How does God usually get your attention? How does He interrupt your daily routines to try to tell you something or get you to do something you need to do? Does He use the voice of your conscience to chasten you, to redirect your words and actions? Have you been stopped in your tracks by a medical diagnosis, accident, death, financial crisis, or loss of a job? Perhaps it hasn’t been as dramatic as what Moses experienced while shepherding on the Mountain of God, but I think we can all agree that God has His way of getting us to pay attention to Him.
When we think of Moses’ experience, we generally refer to it as the “burning bush,” and it was certainly a burning bush, probably some kind of thorn bush. From what I’ve learned, the dramatic language used to describe the fire suggests that it was not just burning, but blazing! Not smoldering, or simply burning, but blazing. This fire was intended to arouse attention, evoke questions, and prompt investigation. Blazing!
Here is what Exodus 3:2-3 says about how God got Moses’ attention. “And the angel of the Lord appeared to him in a blazing fire from the midst of a bush; and he looked, and behold, the bush was not consumed. So Moses said, ” I must turn aside now, and see this marvelous sight, why the bush is not burned up.”

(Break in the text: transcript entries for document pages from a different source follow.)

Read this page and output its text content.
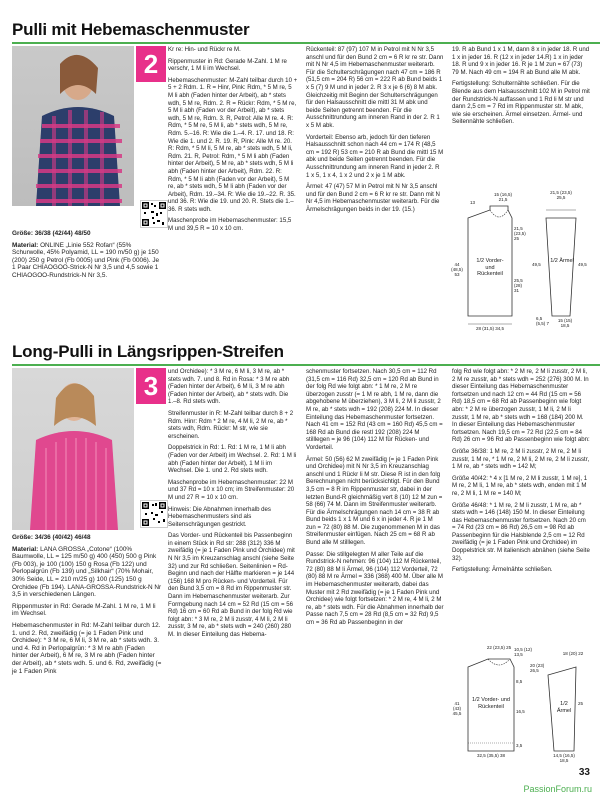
Pulli mit Hebemaschenmuster
2

Größe: 36/38 (42/44) 48/50

Material: ONLINE „Linie 552 Rofan“ (55% Schurwolle, 45% Polyamid, LL = 190 m/50 g) je 150 (200) 250 g Petrol (Fb 0005) und Pink (Fb 0006). Je 1 Paar CHIAOGOO-Strick-N Nr 3,5 und 4,5 sowie 1 CHIAOGOO-Rundstrick-N Nr 3,5.

Kr re: Hin- und Rückr re M.

Rippenmuster in Rd: Gerade M-Zahl. 1 M re verschr, 1 M li im Wechsel.

Hebemaschenmuster: M-Zahl teilbar durch 10 + 5 + 2 Rdm. 1. R = Hinr, Pink: Rdm, * 5 M re, 5 M li abh (Faden hinter der Arbeit), ab * stets wdh, 5 M re, Rdm. 2. R = Rückr: Rdm, * 5 M re, 5 M li abh (Faden vor der Arbeit), ab * stets wdh, 5 M re, Rdm. 3. R, Petrol: Alle M re. 4. R: Rdm, * 5 M re, 5 M li, ab * stets wdh, 5 M re, Rdm. 5.–16. R: Wie die 1.–4. R. 17. und 18. R: Wie die 1. und 2. R. 19. R, Pink: Alle M re. 20. R: Rdm, * 5 M li, 5 M re, ab * stets wdh, 5 M li, Rdm. 21. R, Petrol: Rdm, * 5 M li abh (Faden hinter der Arbeit), 5 M re, ab * stets wdh, 5 M li abh (Faden hinter der Arbeit), Rdm. 22. R: Rdm, * 5 M li abh (Faden vor der Arbeit), 5 M re, ab * stets wdh, 5 M li abh (Faden vor der Arbeit), Rdm. 19.–34. R: Wie die 19.–22. R. 35. und 36. R: Wie die 19. und 20. R. Stets die 1.–36. R stets wdh.

Maschenprobe im Hebemaschenmuster: 15,5 M und 39,5 R = 10 x 10 cm.

Rückenteil: 87 (97) 107 M in Petrol mit N Nr 3,5 anschl und für den Bund 2 cm = 6 R kr re str. Dann mit N Nr 4,5 im Hebemaschenmuster weiterarb. Für die Schulterschrägungen nach 47 cm = 186 R (51,5 cm = 204 R) 56 cm = 222 R ab Bund beids 1 x 5 (7) 9 M und in jeder 2. R 3 x je 6 (6) 8 M abk. Gleichzeitig mit Beginn der Schulterschrägungen für den Halsausschnitt die mittl 31 M abk und beide Seiten getrennt beenden. Für die Ausschnittrundung am inneren Rand in der 2. R 1 x 5 M abk.

Vorderteil: Ebenso arb, jedoch für den tieferen Halsausschnitt schon nach 44 cm = 174 R (48,5 cm = 192 R) 53 cm = 210 R ab Bund die mittl 15 M abk und beide Seiten getrennt beenden. Für die Ausschnittrundung am inneren Rand in jeder 2. R 1 x 5, 1 x 4, 1 x 2 und 2 x je 1 M abk.

Ärmel: 47 (47) 57 M in Petrol mit N Nr 3,5 anschl und für den Bund 2 cm = 6 R kr re str. Dann mit N Nr 4,5 im Hebemaschenmuster weiterarb. Für die Ärmelschrägungen beids in der 19. (15.)

19. R ab Bund 1 x 1 M, dann 8 x in jeder 18. R und 1 x in jeder 16. R (12 x in jeder 14.R) 1 x in jeder 18. R und 9 x in jeder 16. R je 1 M zun = 67 (73) 79 M. Nach 49 cm = 194 R ab Bund alle M abk.

Fertigstellung: Schulternähte schließen. Für die Blende aus dem Halsausschnitt 102 M in Petrol mit der Rundstrick-N auffassen und 1 Rd li M str und dann 2,5 cm = 7 Rd im Rippenmuster str. M abk, wie sie erscheinen. Ärmel einsetzen. Ärmel- und Seitennähte schließen.

1/2 Vorder- und Rückenteil
1/2 Ärmel
15 (16,5) 21,5
13
44 (48,5) 53
21,5 (23,5) 25
25,5 (28) 31
28 (31,5) 34,5
21,5 (23,5) 25,5
49,5	49,5
15 (15) 18,5
6,5 (5,5) 7
Long-Pulli in Längsrippen-Streifen
3

Größe: 34/36 (40/42) 46/48

Material: LANA GROSSA „Cotone“ (100% Baumwolle, LL = 125 m/50 g) 400 (450) 500 g Pink (Fb 003), je 100 (100) 150 g Rosa (Fb 122) und Perlopalgrün (Fb 139) und „Silkhair“ (70% Mohair, 30% Seide, LL = 210 m/25 g) 100 (125) 150 g Orchidee (Fb 194). LANA-GROSSA-Rundstrick-N Nr 3,5 in verschiedenen Längen.

Rippenmuster in Rd: Gerade M-Zahl. 1 M re, 1 M li im Wechsel.

Hebemaschenmuster in Rd: M-Zahl teilbar durch 12. 1. und 2. Rd, zweifädig (= je 1 Faden Pink und Orchidee): * 3 M re, 6 M li, 3 M re, ab * stets wdh. 3. und 4. Rd in Perlopalgrün: * 3 M re abh (Faden hinter der Arbeit), 6 M re, 3 M re abh (Faden hinter der Arbeit), ab * stets wdh. 5. und 6. Rd, zweifädig (= je 1 Faden Pink

und Orchidee): * 3 M re, 6 M li, 3 M re, ab * stets wdh. 7. und 8. Rd in Rosa: * 3 M re abh (Faden hinter der Arbeit), 6 M li, 3 M re abh (Faden hinter der Arbeit), ab * stets wdh. Die 1.–8. Rd stets wdh.

Streifenmuster in R: M-Zahl teilbar durch 8 + 2 Rdm. Hinr: Rdm * 2 M re, 4 M li, 2 M re, ab * stets wdh, Rdm. Rückr: M str, wie sie erscheinen.

Doppelstrick in Rd: 1. Rd: 1 M re, 1 M li abh (Faden vor der Arbeit) im Wechsel. 2. Rd: 1 M li abh (Faden hinter der Arbeit), 1 M li im Wechsel. Die 1. und 2. Rd stets wdh.

Maschenprobe im Hebemaschenmuster: 22 M und 37 Rd = 10 x 10 cm; im Streifenmuster: 20 M und 27 R = 10 x 10 cm.

Hinweis: Die Abnahmen innerhalb des Hebemaschenmusters sind als Seitenschrägungen gestrickt.

Das Vorder- und Rückenteil bis Passenbeginn in einem Stück in Rd str: 288 (312) 336 M zweifädig (= je 1 Faden Pink und Orchidee) mit N Nr 3,5 im Kreuzanschlag anschl (siehe Seite 32) und zur Rd schließen. Seitenlinien = Rd-Beginn und nach der Hälfte markieren = je 144 (156) 168 M pro Rücken- und Vorderteil. Für den Bund 3,5 cm = 8 Rd im Rippenmuster str. Dann im Hebemaschenmuster weiterarb. Zur Formgebung nach 14 cm = 52 Rd (15 cm = 56 Rd) 16 cm = 60 Rd ab Bund in der folg Rd wie folgt abn: * 3 M re, 2 M li zusstr, 4 M li, 2 M li zusstr, 3 M re, ab * stets wdh = 240 (260) 280 M. In dieser Einteilung das Hebema-

schenmuster fortsetzen. Nach 30,5 cm = 112 Rd (31,5 cm = 116 Rd) 32,5 cm = 120 Rd ab Bund in der folg Rd wie folgt abn: * 1 M re, 2 M re überzogen zusstr (= 1 M re abh, 1 M re, dann die abgehobene M überziehen), 3 M li, 2 M li zusstr, 2 M re, ab * stets wdh = 192 (208) 224 M. In dieser Einteilung das Hebemaschenmuster fortsetzen. Nach 41 cm = 152 Rd (43 cm = 160 Rd) 45,5 cm = 168 Rd ab Bund die restl 192 (208) 224 M stilllegen = je 96 (104) 112 M für Rücken- und Vorderteil.

Ärmel: 50 (56) 62 M zweifädig (= je 1 Faden Pink und Orchidee) mit N Nr 3,5 im Kreuzanschlag anschl und 1 Rückr li M str. Diese R ist in den folg Berechnungen nicht berücksichtigt. Für den Bund 3,5 cm = 8 R im Rippenmuster str, dabei in der letzten Bund-R gleichmäßig vert 8 (10) 12 M zun = 58 (66) 74 M. Dann im Streifenmuster weiterarb. Für die Ärmelschrägungen nach 14 cm = 38 R ab Bund beids 1 x 1 M und 6 x in jeder 4. R je 1 M zun = 72 (80) 88 M. Die zugenommenen M in das Streifenmuster einfügen. Nach 25 cm = 68 R ab Bund alle M stilllegen.

Passe: Die stillgelegten M aller Teile auf die Rundstrick-N nehmen: 96 (104) 112 M Rückenteil, 72 (80) 88 M li Ärmel, 96 (104) 112 Vorderteil, 72 (80) 88 M re Ärmel = 336 (368) 400 M. Über alle M im Hebemaschenmuster weiterarb, dabei das Muster mit 2 Rd zweifädig (= je 1 Faden Pink und Orchidee) wie folgt fortsetzen: * 2 M re, 4 M li, 2 M re, ab * stets wdh. Für die Abnahmen innerhalb der Passe nach 7,5 cm = 28 Rd (8,5 cm = 32 Rd) 9,5 cm = 36 Rd ab Passenbeginn in der

folg Rd wie folgt abn: * 2 M re, 2 M li zusstr, 2 M li, 2 M re zusstr, ab * stets wdh = 252 (276) 300 M. In dieser Einteilung das Hebemaschenmuster fortsetzen und nach 12 cm = 44 Rd (15 cm = 56 Rd) 18,5 cm = 68 Rd ab Passenbeginn wie folgt abn: * 2 M re überzogen zusstr, 1 M li, 2 M li zusstr, 1 M re, ab * stets wdh = 168 (184) 200 M. In dieser Einteilung das Hebemaschenmuster fortsetzen. Nach 19,5 cm = 72 Rd (22,5 cm = 84 Rd) 26 cm = 96 Rd ab Passenbeginn wie folgt abn:

Größe 36/38: 1 M re, 2 M li zusstr, 2 M re, 2 M li zusstr, 1 M re, * 1 M re, 2 M li, 2 M re, 2 M li zusstr, 1 M re, ab * stets wdh = 142 M;

Größe 40/42: * 4 x [1 M re, 2 M li zusstr, 1 M re], 1 M re, 2 M li, 1 M re, ab * stets wdh, enden mit 1 M re, 2 M li, 1 M re = 140 M;

Größe 46/48: * 1 M re, 2 M li zusstr, 1 M re, ab * stets wdh = 146 (148) 150 M. In dieser Einteilung das Hebemaschenmuster fortsetzen. Nach 20 cm = 74 Rd (23 cm = 86 Rd) 26,5 cm = 98 Rd ab Passenbeginn für die Halsblende 2,5 cm = 12 Rd zweifädig (= je 1 Faden Pink und Orchidee) im Doppelstrick str. M italienisch abnähen (siehe Seite 32).

Fertigstellung: Ärmelnähte schließen.

1/2 Vorder- und Rückenteil	1/2 Ärmel
22 (23,5) 25 10,5 (12) 13,5
8,5
41 (43) 45,5	16,5
20 (23) 26,5
3,5
32,5 (35,5) 38
18 (20) 22
25
14,5 (16,5) 18,5
33
PassionForum.ru
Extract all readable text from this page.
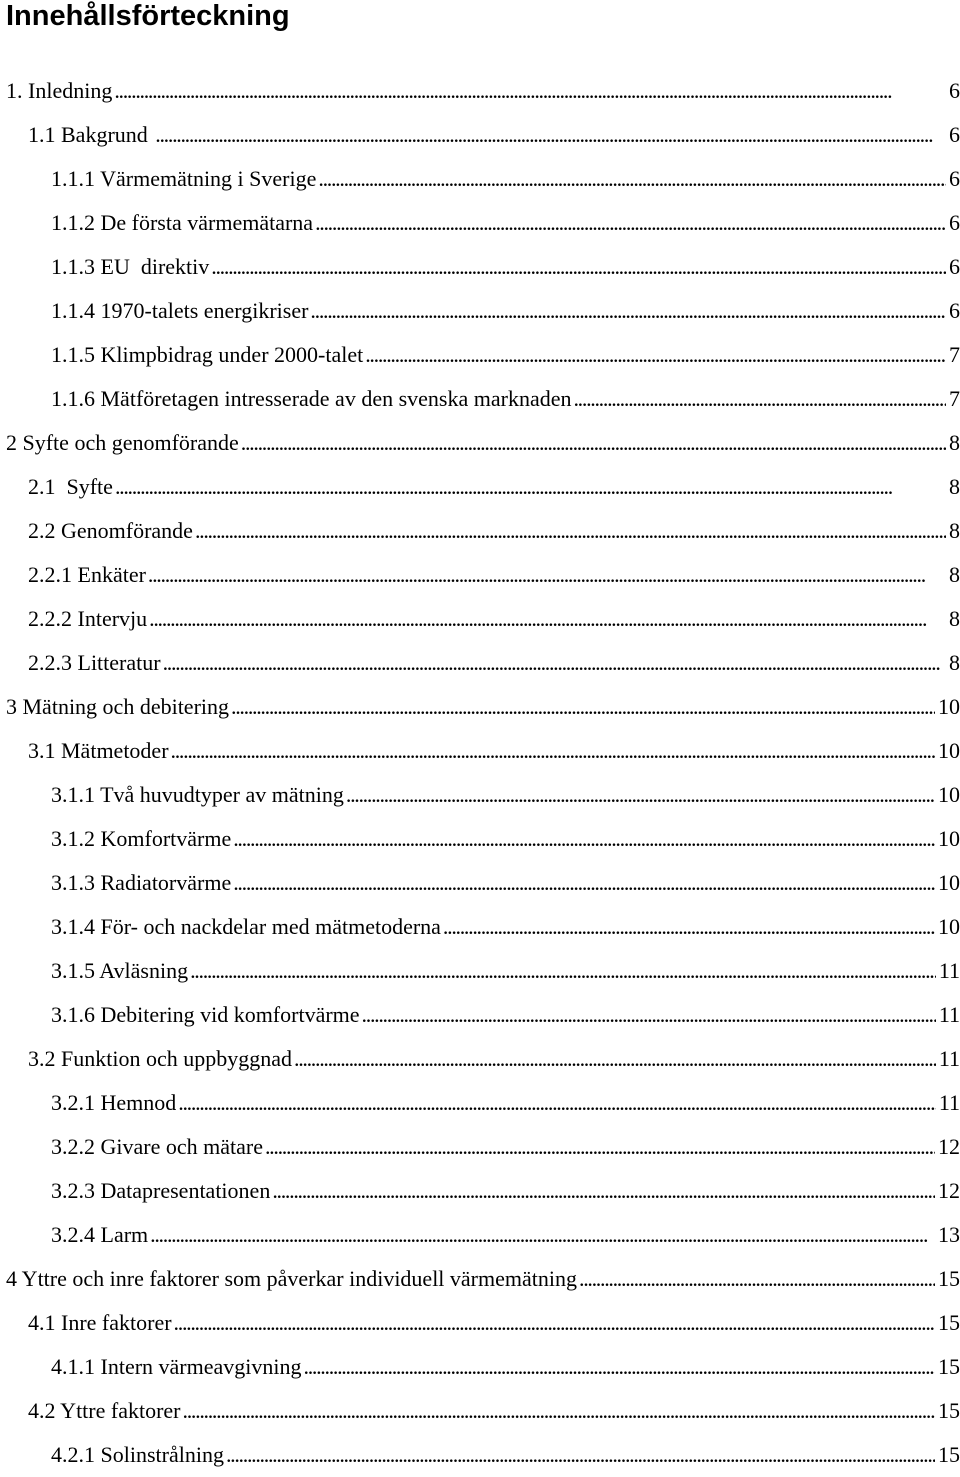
Innehållsförteckning
1. Inledning . . .	6
1.1 Bakgrund . . .	6
1.1.1 Värmemätning i Sverige . . .	6
1.1.2 De första värmemätarna . . .	6
1.1.3 EU  direktiv . . .	6
1.1.4 1970-talets energikriser . . .	6
1.1.5 Klimpbidrag under 2000-talet . . .	7
1.1.6 Mätföretagen intresserade av den svenska marknaden . . .	7
2 Syfte och genomförande . . .	8
2.1  Syfte . . .	8
2.2 Genomförande . . .	8
2.2.1 Enkäter . . .	8
2.2.2 Intervju . . .	8
2.2.3 Litteratur . . .	8
3 Mätning och debitering . . .	10
3.1 Mätmetoder . . .	10
3.1.1 Två huvudtyper av mätning . . .	10
3.1.2 Komfortvärme . . .	10
3.1.3 Radiatorvärme . . .	10
3.1.4 För- och nackdelar med mätmetoderna . . .	10
3.1.5 Avläsning . . .	11
3.1.6 Debitering vid komfortvärme . . .	11
3.2 Funktion och uppbyggnad . . .	11
3.2.1 Hemnod . . .	11
3.2.2 Givare och mätare . . .	12
3.2.3 Datapresentationen . . .	12
3.2.4 Larm . . .	13
4 Yttre och inre faktorer som påverkar individuell värmemätning . . .	15
4.1 Inre faktorer . . .	15
4.1.1 Intern värmeavgivning . . .	15
4.2 Yttre faktorer . . .	15
4.2.1 Solinstrålning . . .	15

The “angel of the Lord” uses the flaming bush to speak to Moses. We will focus on the angel in the next post, but as for now, let’s investigate the flaming bush with Moses.
First, God used fire, a blazing fire, to disrupt Moses’ routine. God could have gotten his attention through a bolt of lightning, an earthquake, or anything He wished to use, but He chose a bush that wasn’t being destroyed by an intense flame. The Bible uses fire to symbolize many things: the judgment of God, God’s unmatchable purity and brilliance, His powerful purifying presence, and lots of other things. But what did this blazing flame mean to Moses? On one level, I think it was simply a “marvelous sight” that stunned him and got his attention. Moses, like many of us, didn’t see this event that broke his routine as having a deeper meaning or anything to do with God. Upon further examination and thought, we sometimes come to realize that what is happening to us has a deeper spiritual meaning for us. But first, God has to get our attention; that’s what God was doing with Moses. Is something happening in your life that you need to stop and examine? Is God trying to get your attention?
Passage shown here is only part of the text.